Ci sono tre verbi in questo testo di Matteo, racconto dell’epifania, ovvero della manifestazione del Signore, simboleggiata dalla luce. Tre verbi che i Magi, venuti da Oriente, formulano nella domanda a Erode: vedere, venire, adorare. “Dov’è colui che è nato, il re dei Giudei? Abbiamo visto spuntare la sua stella e siamo venuti per adorarlo”.
Il figlio di Dio nasce nella notte, nell’ultima delle città principali di Giuda, scrive ancora Matteo; è cercato e rifiutato. I Magi sono venuti da lontano – dall’Oriente – guidati dalla luce della stella, per accogliere il bambino nato nella grotta; i vicini lo rifiutano.
La luce, ricorda Papa Francesco all’Angelus, nei testi profetici è promessa; ricorda Isaia che si rivolge a Gerusalemme, “all’indomani del duro esilio e delle numerose vessazioni che il popolo aveva sperimentato”, con queste parole: “Alzati, rivestiti di luce, perché viene la tua luce, la gloria del Signore brilla sopra di te”.
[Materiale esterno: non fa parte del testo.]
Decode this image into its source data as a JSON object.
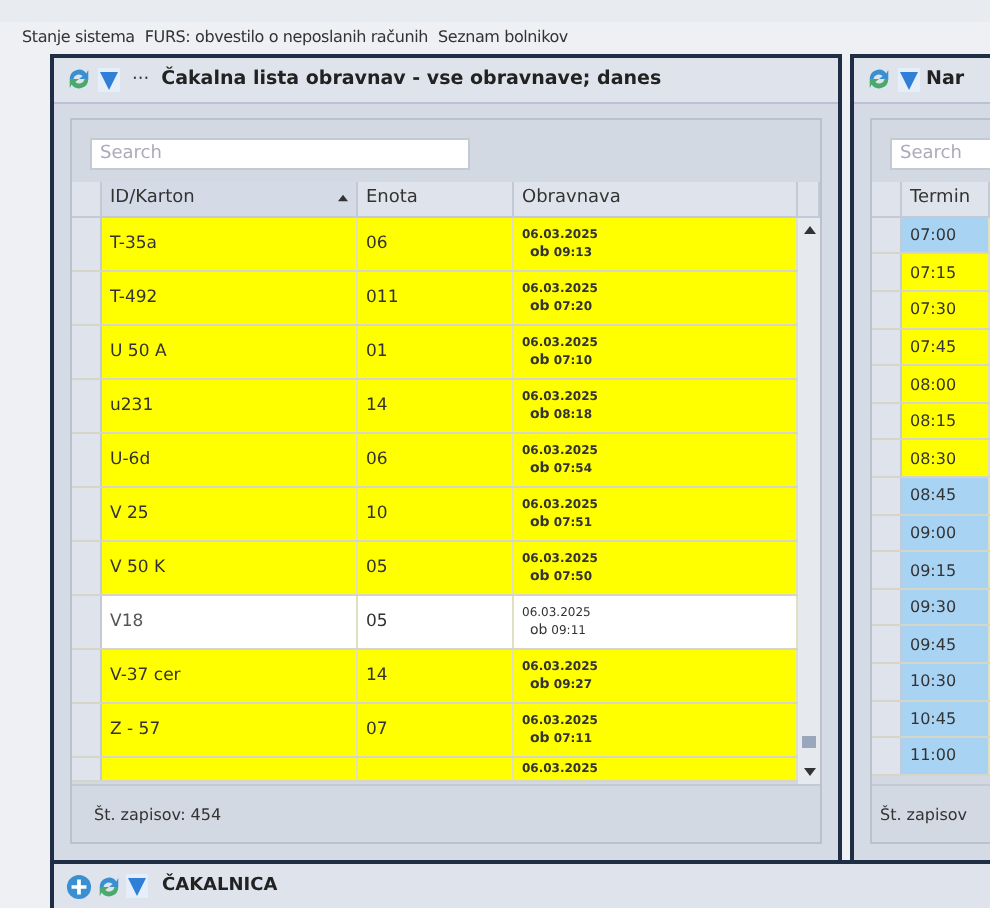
{
  "menu": [
    "Stanje sistema",
    "FURS: obvestilo o neposlanih računih",
    "Seznam bolnikov"
  ],
  "left_panel": {
    "more": "···",
    "title": "Čakalna lista obravnav - vse obravnave; danes",
    "search": {
      "placeholder": "Search"
    },
    "columns": [
      {
        "label": "ID/Karton",
        "sorted": true
      },
      {
        "label": "Enota",
        "sorted": false
      },
      {
        "label": "Obravnava",
        "sorted": false
      }
    ],
    "rows": [
      {
        "id": "T-35a",
        "unit": "06",
        "date": "06.03.2025",
        "prefix": "ob",
        "time": "09:13",
        "highlighted": true
      },
      {
        "id": "T-492",
        "unit": "011",
        "date": "06.03.2025",
        "prefix": "ob",
        "time": "07:20",
        "highlighted": true
      },
      {
        "id": "U 50 A",
        "unit": "01",
        "date": "06.03.2025",
        "prefix": "ob",
        "time": "07:10",
        "highlighted": true
      },
      {
        "id": "u231",
        "unit": "14",
        "date": "06.03.2025",
        "prefix": "ob",
        "time": "08:18",
        "highlighted": true
      },
      {
        "id": "U-6d",
        "unit": "06",
        "date": "06.03.2025",
        "prefix": "ob",
        "time": "07:54",
        "highlighted": true
      },
      {
        "id": "V 25",
        "unit": "10",
        "date": "06.03.2025",
        "prefix": "ob",
        "time": "07:51",
        "highlighted": true
      },
      {
        "id": "V 50 K",
        "unit": "05",
        "date": "06.03.2025",
        "prefix": "ob",
        "time": "07:50",
        "highlighted": true
      },
      {
        "id": "V18",
        "unit": "05",
        "date": "06.03.2025",
        "prefix": "ob",
        "time": "09:11",
        "highlighted": false
      },
      {
        "id": "V-37 cer",
        "unit": "14",
        "date": "06.03.2025",
        "prefix": "ob",
        "time": "09:27",
        "highlighted": true
      },
      {
        "id": "Z - 57",
        "unit": "07",
        "date": "06.03.2025",
        "prefix": "ob",
        "time": "07:11",
        "highlighted": true
      },
      {
        "date": "06.03.2025",
        "highlighted": true
      }
    ],
    "footer": "Št. zapisov: 454"
  },
  "right_panel": {
    "title": "Nar",
    "search": {
      "placeholder": "Search"
    },
    "columns": [
      "Termin"
    ],
    "rows": [
      {
        "time": "07:00",
        "highlighted": false
      },
      {
        "time": "07:15",
        "highlighted": true
      },
      {
        "time": "07:30",
        "highlighted": true
      },
      {
        "time": "07:45",
        "highlighted": true
      },
      {
        "time": "08:00",
        "highlighted": true
      },
      {
        "time": "08:15",
        "highlighted": true
      },
      {
        "time": "08:30",
        "highlighted": true
      },
      {
        "time": "08:45",
        "highlighted": false
      },
      {
        "time": "09:00",
        "highlighted": false
      },
      {
        "time": "09:15",
        "highlighted": false
      },
      {
        "time": "09:30",
        "highlighted": false
      },
      {
        "time": "09:45",
        "highlighted": false
      },
      {
        "time": "10:30",
        "highlighted": false
      },
      {
        "time": "10:45",
        "highlighted": false
      },
      {
        "time": "11:00",
        "highlighted": false
      }
    ],
    "footer": "Št. zapisov"
  },
  "bottom_panel": {
    "title": "ČAKALNICA"
  }
}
I Magi “venivano da Oriente”. Per le scritture e per la storia di Israele, l’Oriente è spesso il luogo individuato come l’origine delle invasioni, delle distruzioni, dell’oppressione; l’Oriente è stato anche il luogo dell’esilio. Con Matteo, diventa il luogo da dove arrivano per primi i saggi per rendere omaggio al re dei Giudei, affascinante ricerca, cammino misterioso sotto il segno della stella che guida il loro pellegrinare. Da Oriente era anche partito Abramo per giungere nella terra che Dio gli aveva promesso. I Magi hanno saputo uscire dalla loro terra, mossi dalla fede, si sono affidati a un segno, per portare il loro omaggio e adorare il bambino nato nella grotta. Opposta la reazione, piena di paura, di Erode. Da un lato la gioia della ricerca; dall’altro la paura, il turbamento di chi non vuole il cambiamento.
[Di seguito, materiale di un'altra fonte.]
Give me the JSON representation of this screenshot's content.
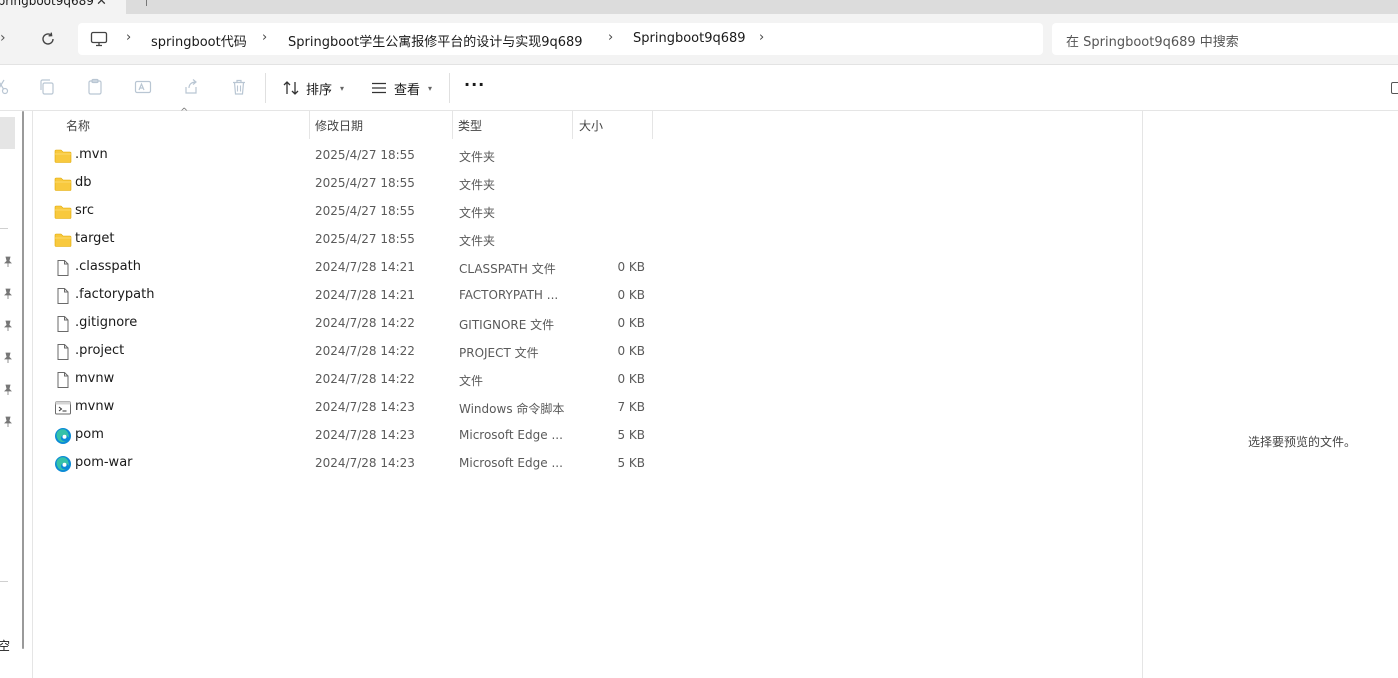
{
  "tab": {
    "title": "Springboot9q689",
    "close_glyph": "✕"
  },
  "address": {
    "breadcrumbs": [
      "springboot代码",
      "Springboot学生公寓报修平台的设计与实现9q689",
      "Springboot9q689"
    ],
    "separator": "›"
  },
  "search": {
    "placeholder": "在 Springboot9q689 中搜索"
  },
  "toolbar": {
    "icons": [
      "cut-icon",
      "copy-icon",
      "paste-icon",
      "rename-icon",
      "share-icon",
      "delete-icon"
    ],
    "sort_label": "排序",
    "view_label": "查看",
    "more_label": "···"
  },
  "columns": {
    "name": "名称",
    "date": "修改日期",
    "type": "类型",
    "size": "大小"
  },
  "files": [
    {
      "name": ".mvn",
      "date": "2025/4/27 18:55",
      "type": "文件夹",
      "size": "",
      "icon": "folder-icon"
    },
    {
      "name": "db",
      "date": "2025/4/27 18:55",
      "type": "文件夹",
      "size": "",
      "icon": "folder-icon"
    },
    {
      "name": "src",
      "date": "2025/4/27 18:55",
      "type": "文件夹",
      "size": "",
      "icon": "folder-icon"
    },
    {
      "name": "target",
      "date": "2025/4/27 18:55",
      "type": "文件夹",
      "size": "",
      "icon": "folder-icon"
    },
    {
      "name": ".classpath",
      "date": "2024/7/28 14:21",
      "type": "CLASSPATH 文件",
      "size": "0 KB",
      "icon": "file-icon"
    },
    {
      "name": ".factorypath",
      "date": "2024/7/28 14:21",
      "type": "FACTORYPATH ...",
      "size": "0 KB",
      "icon": "file-icon"
    },
    {
      "name": ".gitignore",
      "date": "2024/7/28 14:22",
      "type": "GITIGNORE 文件",
      "size": "0 KB",
      "icon": "file-icon"
    },
    {
      "name": ".project",
      "date": "2024/7/28 14:22",
      "type": "PROJECT 文件",
      "size": "0 KB",
      "icon": "file-icon"
    },
    {
      "name": "mvnw",
      "date": "2024/7/28 14:22",
      "type": "文件",
      "size": "0 KB",
      "icon": "file-icon"
    },
    {
      "name": "mvnw",
      "date": "2024/7/28 14:23",
      "type": "Windows 命令脚本",
      "size": "7 KB",
      "icon": "script-icon"
    },
    {
      "name": "pom",
      "date": "2024/7/28 14:23",
      "type": "Microsoft Edge ...",
      "size": "5 KB",
      "icon": "edge-icon"
    },
    {
      "name": "pom-war",
      "date": "2024/7/28 14:23",
      "type": "Microsoft Edge ...",
      "size": "5 KB",
      "icon": "edge-icon"
    }
  ],
  "preview": {
    "message": "选择要预览的文件。"
  },
  "nav": {
    "fragment": "空"
  },
  "colors": {
    "folder": "#f8c93e",
    "accent": "#0078d4"
  }
}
Anche oggi risuona l’invito a “rivestirsi di luce”, dice il Papa: “Anche noi veniamo invitati a non fermarci ai segni esteriori dell’avvenimento, ma a ripartire da esso per percorrere in novità di vita il nostro cammino di uomini e di credenti”. Torniamo ai due modi per incontrare Cristo: “Erode e gli scribi di Gerusalemme hanno un cuore duro, che si ostina e rifiuta la visita di quel Bambino”. Dice Francesco: “Rappresentano quanti, anche ai nostri giorni, hanno paura della venuta di Gesù e chiudono il cuore ai fratelli e alle sorelle che hanno bisogno di aiuto”. Più esplicito, il Papa, sarà nel dopo Angelus, chiedendo ai paesi europei di dimostrare “concreta solidarietà” nei confronti delle 49 persone “salvate nel Mediterraneo”, e ancora a bordo di due navi in attesa di poter sbarcare. Erode “ha paura di perdere il potere e non pensa al vero bene della gente, ma al proprio tornaconto personale. Gli scribi e i capi del popolo hanno paura perché non sanno guardare oltre le proprie certezze, non riuscendo così a cogliere la novità che è in Gesù”.
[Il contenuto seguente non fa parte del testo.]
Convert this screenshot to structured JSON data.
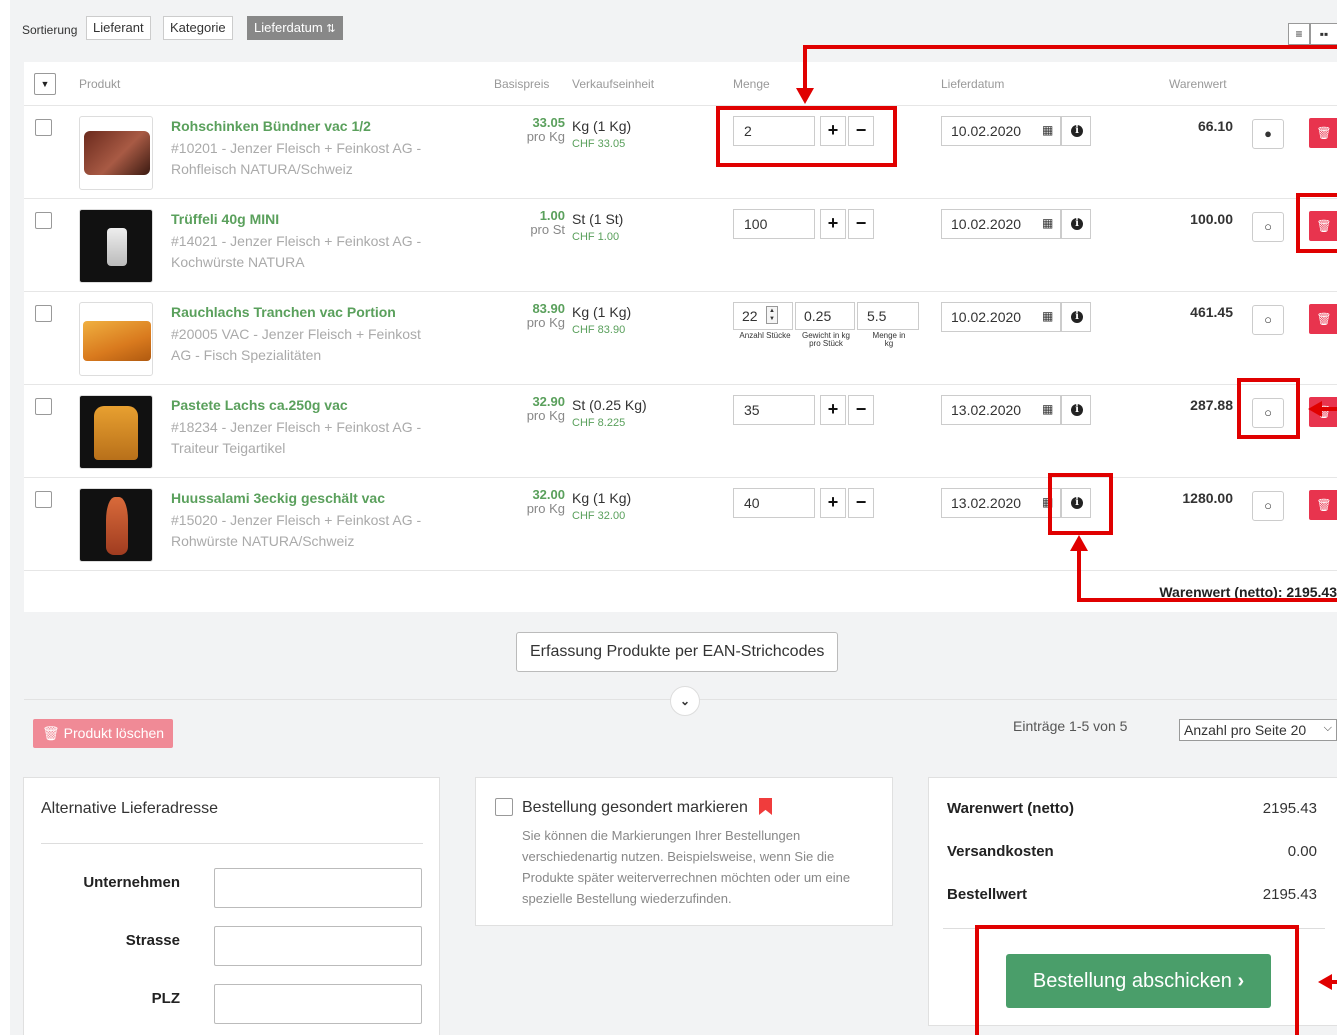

Non così i Magi: “Rappresentano tutti i popoli lontani dalla fede ebraica tradizionale. Eppure, si lasciano guidare dalla stella e affrontano un viaggio lungo e rischioso pur di approdare alla meta e conoscere la verità sul Messia. Erano aperti alla ‘novità’, e a loro si svela la più grande e sorprendente novità della storia: Dio fatto uomo”.
Come scrive Benedetto XVI, nel libro sull’infanzia di Gesù, la religiosità può diventare via verso una vera conoscenza se l’uomo si apre all’ascolto e “segue la stella” che indica la vera strada. La storia dei Magi, in un certo senso, è la storia del credente che risponde alla chiamata di Dio, che giunge in mezzo alla confusione di questo mondo, ai tanti messaggi spesso diversi e distorti. Dio si nasconde e si svela, compie il primo passo, e chiede a ognuno la capacità di accogliere e di muovere il secondo passo. I Magi sono, dunque, l’icona dell’uomo in ricerca, dell’uomo inquieto. Sono anche coloro che, “ritornarono per un’altra strada”. Perché “ogni volta che un uomo o una donna incontra Gesù, cambia strada, torna alla vita in un modo differente, torna rinnovato”. Dice il Papa: “Lasciamoci illuminare dalla luce di Cristo che proviene da Betlemme. Non permettiamo alle nostre paure di chiuderci il cuore, ma abbiamo il coraggio di aprirci a questa luce mite e discreta”.